Monetary policy is not designed to deal with pandemics. Monetary policy is designed to provide adequate liquidity to the financial markets to keep them functioning, and I think the Fed is doing a pretty good job at this.

The Fed still has a number of tools at its disposal that haven’t yet been implemented. Probably the most important of these is Section 13(3) powers.

Section 13(3) can only be invoked with the approval of the Treasury in the first phase. The second phase would allow for the establishment of programs like the Troubled Asset Relief Program (TARP) and the Term Asset-Backed Securities Loan Facility (TALF), only with the passage of legislation in Congress.

Given the size of our economy relative to where it was 10–15 years ago, it would probably be appropriate for Congress to pass a TARP-style program of $2 trillion.

Then on the back of that, the Fed would have the ability to introduce a TALF-style program again.

So, it’s going to take some major firepower to resolve the forthcoming problems or the slide will continue.

What is your economic outlook?

My expectation is that there is no economic growth in the near term, that we’ve probably already entered a global recession.

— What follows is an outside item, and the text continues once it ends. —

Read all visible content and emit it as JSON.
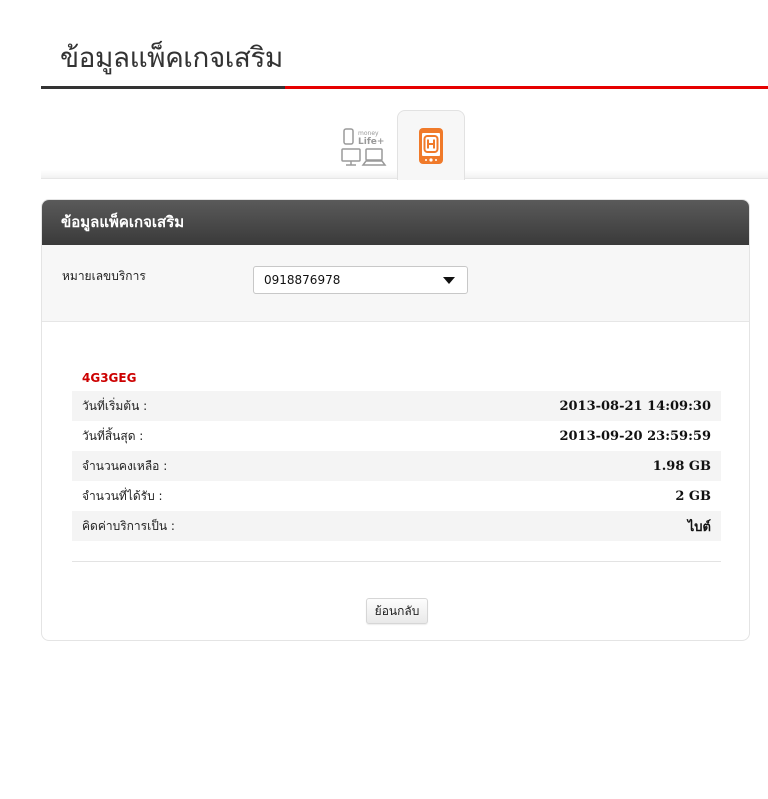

The Chinese, for the first quarter, will print a gross domestic product (GDP) number which will not truly reflect the economic damage to their economy. Our best estimates are that the Chinese economy is contracting in excess of 15 percent at an annualized rate, and I’ve seen numbers as big as negative 40 percent.

Europe is probably already in a fairly severe recession at this moment.

If the United States is not already in a recession, it will enter one shortly.

While shutting down restaurants, schools, and major events, a lot of people are going to be without a paycheck—people who probably don’t have $500 of savings in the bank—and they won’t be able to cover next month’s rent, their car payment, and their living expenses. Given this dynamic, I see this getting much worse.

The risk is that for the first time since the 1930s we are facing the possibility of a downward spiral into something akin to a global depression.